Durango Farmers Market joins markets across the country in celebrating National Farmers Market Week through Saturday.
National Farmers Market Week is an annual celebration of farmers markets coordinated by the Farmers Market Coalition, a membership-based 503(c)3 nonprofit organization that supports farmers markets nationwide through training, technical assistance, and network-building. This year, the campaign is centered around the essential role that farmers markets play in the food system as demonstrated by the coronavirus pandemic.
“Farmers markets respond to the immediate needs of their community and though we have offered an ‘event’ atmosphere in the past with live music and other activities, this year we are able to scale back to the essential role of a farmers market, which is bringing our local food to our local residents,” said Melanie McKinney-Gonzales, manager of the Durango Farmers Market, in a news release.
In the midst of a global pandemic, farmers markets — like all other small businesses — have been scrambling to continue operations for the farmers and communities that depend on them. When conventional food supply chains failed at the start of the pandemic, farmers markets and local food systems clearly displayed the resiliency of short supply chains and interest in local foods spiked nationwide.
The Durango Farmers Market began in 1996, and currently hosts over 40 ranchers and farmers. The Market also acts as a small business incubator by giving vendors access to return customers in a downtown location at a low cost, low risk environment. Many local businesses have started at the market.
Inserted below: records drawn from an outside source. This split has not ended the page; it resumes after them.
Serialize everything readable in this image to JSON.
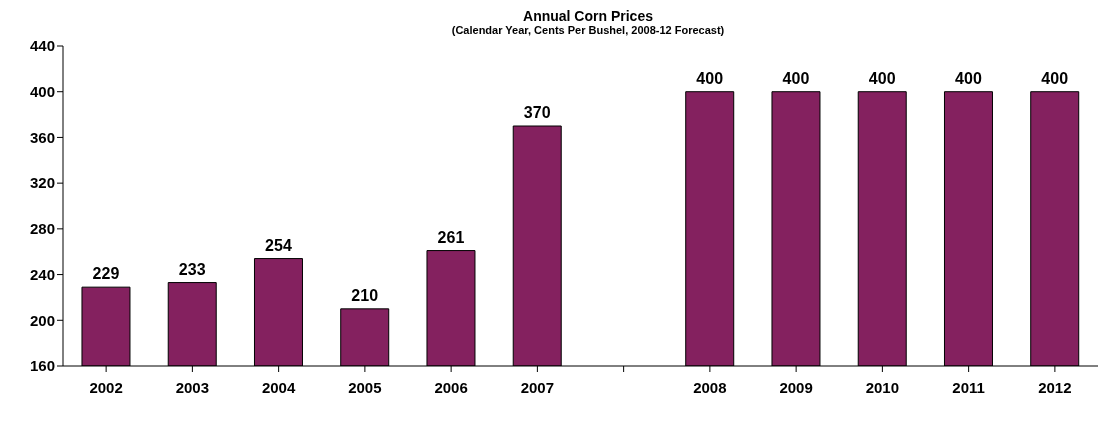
{
  "chart_data": {
    "type": "bar",
    "title": "Annual Corn Prices",
    "subtitle": "(Calendar Year, Cents Per Bushel, 2008-12 Forecast)",
    "categories": [
      "2002",
      "2003",
      "2004",
      "2005",
      "2006",
      "2007",
      null,
      "2008",
      "2009",
      "2010",
      "2011",
      "2012"
    ],
    "values": [
      229,
      233,
      254,
      210,
      261,
      370,
      null,
      400,
      400,
      400,
      400,
      400
    ],
    "color": "#84215f",
    "ylim": [
      160,
      440
    ],
    "yticks": [
      160,
      200,
      240,
      280,
      320,
      360,
      400,
      440
    ],
    "data_labels": true,
    "grid": false,
    "legend": false
  }
}
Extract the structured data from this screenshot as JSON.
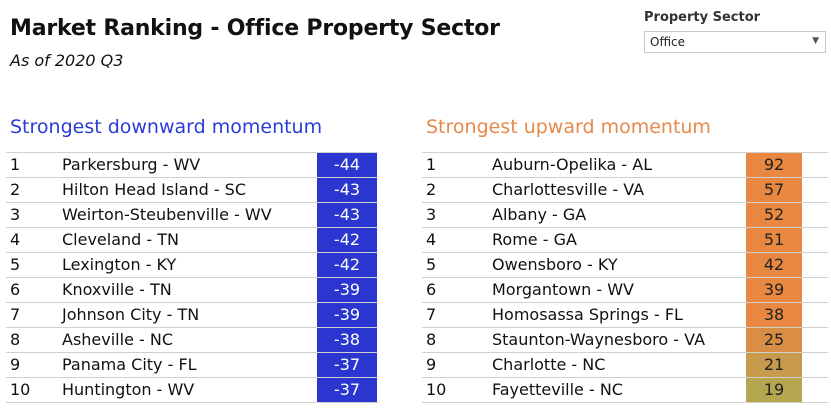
{
  "header": {
    "title": "Market Ranking - Office Property Sector",
    "subtitle": "As of 2020 Q3"
  },
  "filter": {
    "label": "Property Sector",
    "selected": "Office"
  },
  "downward": {
    "title": "Strongest downward momentum",
    "color": "#2b36d1",
    "rows": [
      {
        "rank": "1",
        "market": "Parkersburg - WV",
        "value": "-44"
      },
      {
        "rank": "2",
        "market": "Hilton Head Island - SC",
        "value": "-43"
      },
      {
        "rank": "3",
        "market": "Weirton-Steubenville - WV",
        "value": "-43"
      },
      {
        "rank": "4",
        "market": "Cleveland - TN",
        "value": "-42"
      },
      {
        "rank": "5",
        "market": "Lexington - KY",
        "value": "-42"
      },
      {
        "rank": "6",
        "market": "Knoxville - TN",
        "value": "-39"
      },
      {
        "rank": "7",
        "market": "Johnson City - TN",
        "value": "-39"
      },
      {
        "rank": "8",
        "market": "Asheville - NC",
        "value": "-38"
      },
      {
        "rank": "9",
        "market": "Panama City - FL",
        "value": "-37"
      },
      {
        "rank": "10",
        "market": "Huntington - WV",
        "value": "-37"
      }
    ]
  },
  "upward": {
    "title": "Strongest upward momentum",
    "color": "#e8894a",
    "rows": [
      {
        "rank": "1",
        "market": "Auburn-Opelika - AL",
        "value": "92",
        "color": "#e8873f"
      },
      {
        "rank": "2",
        "market": "Charlottesville - VA",
        "value": "57",
        "color": "#e8873f"
      },
      {
        "rank": "3",
        "market": "Albany - GA",
        "value": "52",
        "color": "#e8873f"
      },
      {
        "rank": "4",
        "market": "Rome - GA",
        "value": "51",
        "color": "#e8873f"
      },
      {
        "rank": "5",
        "market": "Owensboro - KY",
        "value": "42",
        "color": "#e8873f"
      },
      {
        "rank": "6",
        "market": "Morgantown - WV",
        "value": "39",
        "color": "#e8873f"
      },
      {
        "rank": "7",
        "market": "Homosassa Springs - FL",
        "value": "38",
        "color": "#e8873f"
      },
      {
        "rank": "8",
        "market": "Staunton-Waynesboro - VA",
        "value": "25",
        "color": "#d98d45"
      },
      {
        "rank": "9",
        "market": "Charlotte - NC",
        "value": "21",
        "color": "#c89a4c"
      },
      {
        "rank": "10",
        "market": "Fayetteville - NC",
        "value": "19",
        "color": "#b5a650"
      }
    ]
  }
}
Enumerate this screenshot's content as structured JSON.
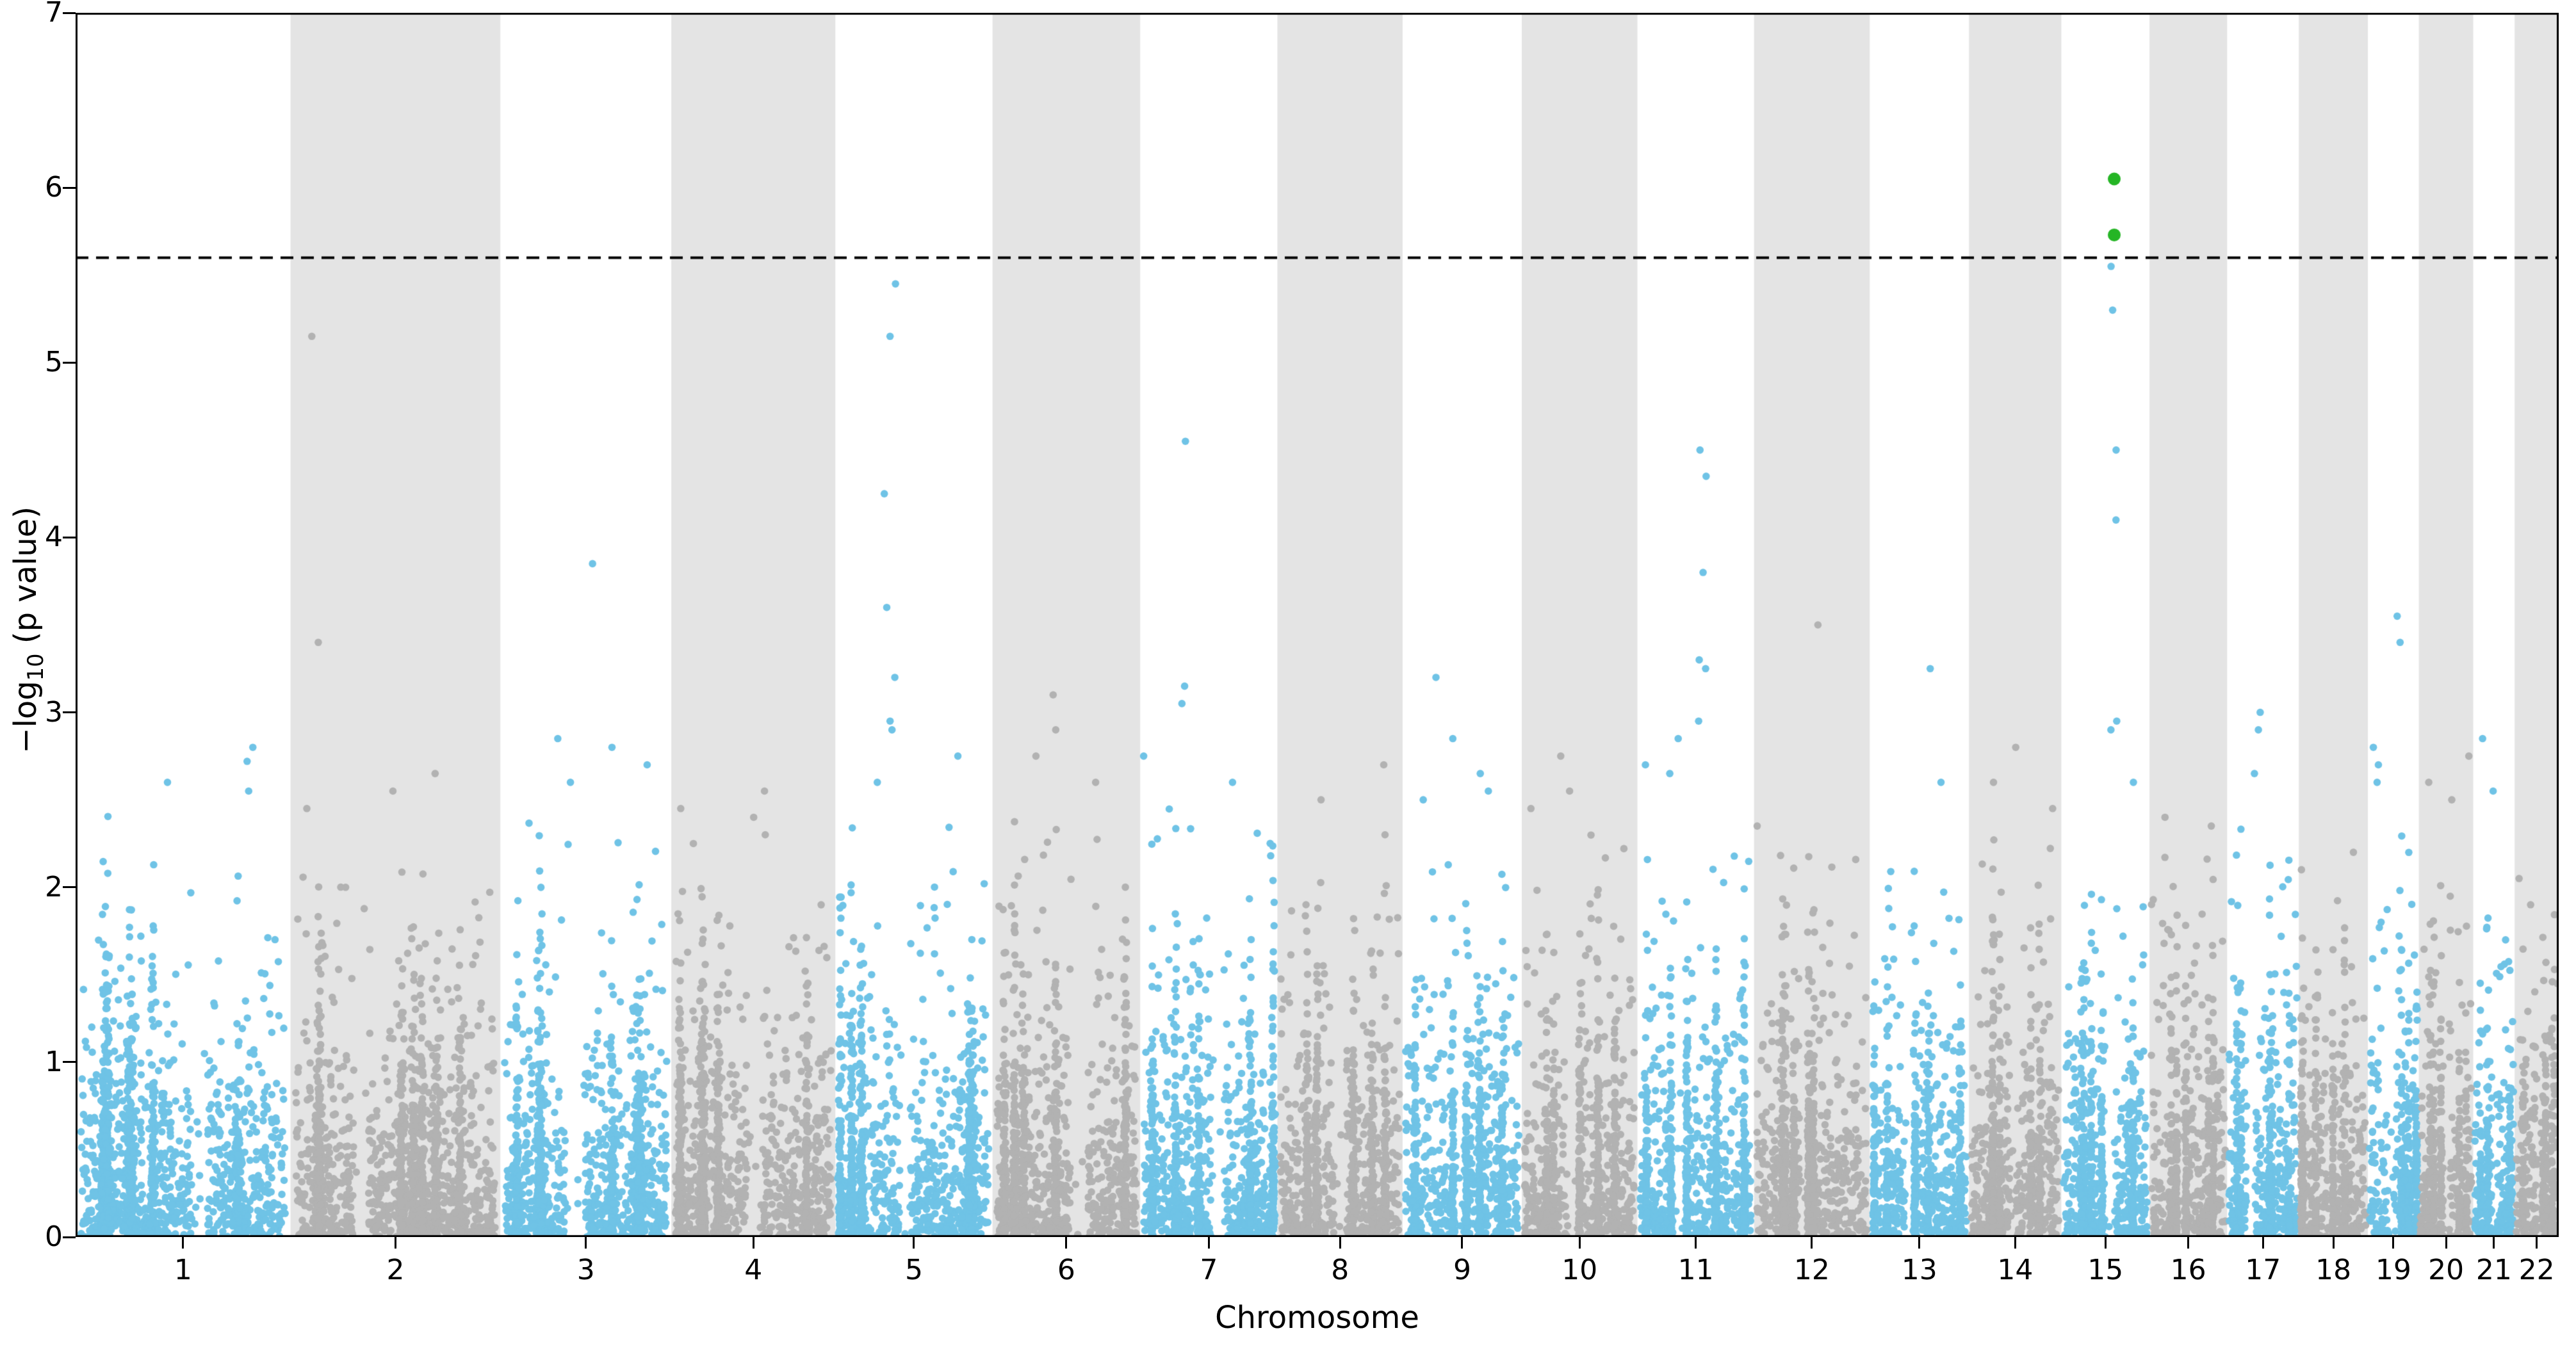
{
  "chart_data": {
    "type": "scatter",
    "subtype": "manhattan",
    "title": "",
    "xlabel": "Chromosome",
    "ylabel_plain": "−log10 (p value)",
    "ylabel_parts": {
      "pre": "−log",
      "sub": "10",
      "post": " (p value)"
    },
    "ylim": [
      0,
      7
    ],
    "yticks": [
      "0",
      "1",
      "2",
      "3",
      "4",
      "5",
      "6",
      "7"
    ],
    "grid": false,
    "legend": "none",
    "threshold_line": {
      "y": 5.6,
      "style": "dashed",
      "color": "#000000"
    },
    "colors": {
      "odd_chromosome_points": "#6fc3e6",
      "even_chromosome_points": "#b2b2b2",
      "even_chromosome_band": "#e4e4e4",
      "significant_points": "#25b525",
      "axis": "#000000",
      "background": "#ffffff"
    },
    "significant_points": {
      "chromosome": "15",
      "values": [
        6.05,
        5.73
      ]
    },
    "chromosomes": [
      {
        "label": "1",
        "size": 249,
        "cap": 2.45,
        "hotspot": 0.3,
        "peaks": [
          2.8,
          2.72,
          2.6,
          2.55
        ]
      },
      {
        "label": "2",
        "size": 243,
        "cap": 2.1,
        "hotspot": 0.1,
        "peaks": [
          5.15,
          3.4,
          2.65,
          2.55,
          2.45
        ]
      },
      {
        "label": "3",
        "size": 198,
        "cap": 2.45,
        "hotspot": 0.55,
        "peaks": [
          3.85,
          2.85,
          2.8,
          2.7,
          2.6
        ]
      },
      {
        "label": "4",
        "size": 190,
        "cap": 2.0,
        "hotspot": 0.4,
        "peaks": [
          2.55,
          2.45,
          2.4,
          2.3,
          2.25
        ]
      },
      {
        "label": "5",
        "size": 182,
        "cap": 2.35,
        "hotspot": 0.35,
        "peaks": [
          5.45,
          5.15,
          4.25,
          3.6,
          3.2,
          2.95,
          2.9,
          2.75,
          2.6
        ]
      },
      {
        "label": "6",
        "size": 171,
        "cap": 2.5,
        "hotspot": 0.45,
        "peaks": [
          3.1,
          2.9,
          2.75,
          2.6
        ]
      },
      {
        "label": "7",
        "size": 159,
        "cap": 2.45,
        "hotspot": 0.3,
        "peaks": [
          4.55,
          3.15,
          3.05,
          2.75,
          2.6
        ]
      },
      {
        "label": "8",
        "size": 145,
        "cap": 2.15,
        "hotspot": 0.5,
        "peaks": [
          2.7,
          2.5,
          2.3
        ]
      },
      {
        "label": "9",
        "size": 138,
        "cap": 2.25,
        "hotspot": 0.3,
        "peaks": [
          3.2,
          2.85,
          2.65,
          2.55,
          2.5
        ]
      },
      {
        "label": "10",
        "size": 134,
        "cap": 2.3,
        "hotspot": 0.5,
        "peaks": [
          2.75,
          2.55,
          2.45
        ]
      },
      {
        "label": "11",
        "size": 135,
        "cap": 2.35,
        "hotspot": 0.55,
        "peaks": [
          4.5,
          4.35,
          3.8,
          3.3,
          3.25,
          2.95,
          2.85,
          2.7,
          2.65
        ]
      },
      {
        "label": "12",
        "size": 134,
        "cap": 2.25,
        "hotspot": 0.55,
        "peaks": [
          3.5,
          2.35
        ]
      },
      {
        "label": "13",
        "size": 115,
        "cap": 2.1,
        "hotspot": 0.62,
        "peaks": [
          3.25,
          2.6
        ]
      },
      {
        "label": "14",
        "size": 107,
        "cap": 2.35,
        "hotspot": 0.5,
        "peaks": [
          2.8,
          2.6,
          2.45
        ]
      },
      {
        "label": "15",
        "size": 102,
        "cap": 2.25,
        "hotspot": 0.6,
        "peaks": [
          5.55,
          5.3,
          4.5,
          4.1,
          2.95,
          2.9,
          2.6
        ]
      },
      {
        "label": "16",
        "size": 90,
        "cap": 2.2,
        "hotspot": 0.5,
        "peaks": [
          2.4,
          2.35
        ]
      },
      {
        "label": "17",
        "size": 83,
        "cap": 2.35,
        "hotspot": 0.45,
        "peaks": [
          3.0,
          2.9,
          2.65
        ]
      },
      {
        "label": "18",
        "size": 80,
        "cap": 1.95,
        "hotspot": 0.5,
        "peaks": [
          2.2,
          2.1
        ]
      },
      {
        "label": "19",
        "size": 59,
        "cap": 2.3,
        "hotspot": 0.6,
        "peaks": [
          3.55,
          3.4,
          2.8,
          2.7,
          2.6
        ]
      },
      {
        "label": "20",
        "size": 63,
        "cap": 2.35,
        "hotspot": 0.5,
        "peaks": [
          2.75,
          2.6,
          2.5
        ]
      },
      {
        "label": "21",
        "size": 48,
        "cap": 2.25,
        "hotspot": 0.5,
        "peaks": [
          2.85,
          2.55
        ]
      },
      {
        "label": "22",
        "size": 51,
        "cap": 1.85,
        "hotspot": 0.5,
        "peaks": [
          2.05,
          1.9
        ]
      }
    ]
  }
}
This year, due to the pandemic, interest in local food has increased dramatically. Local farmers and ranchers have answered the demand and, in some cases, have sold so much product directly, that they have not attended the market. Though this direct food sourcing is the ultimate goal of our local food sustainability, it has resulted in a decrease of the market’s overall budget. Coupled with the need to reduce vendors to food sales only for the months of May and into June, artisan vendors were also not in attendance and further put a strain on the market’s budget.
The market incurred extra expenses to provide sanitation options for customers, increased signage and supplies for the market operations. Nevertheless, it worked closely with local health and city officials to meet all requirements needed to open safely and on time to serve our community’s food needs.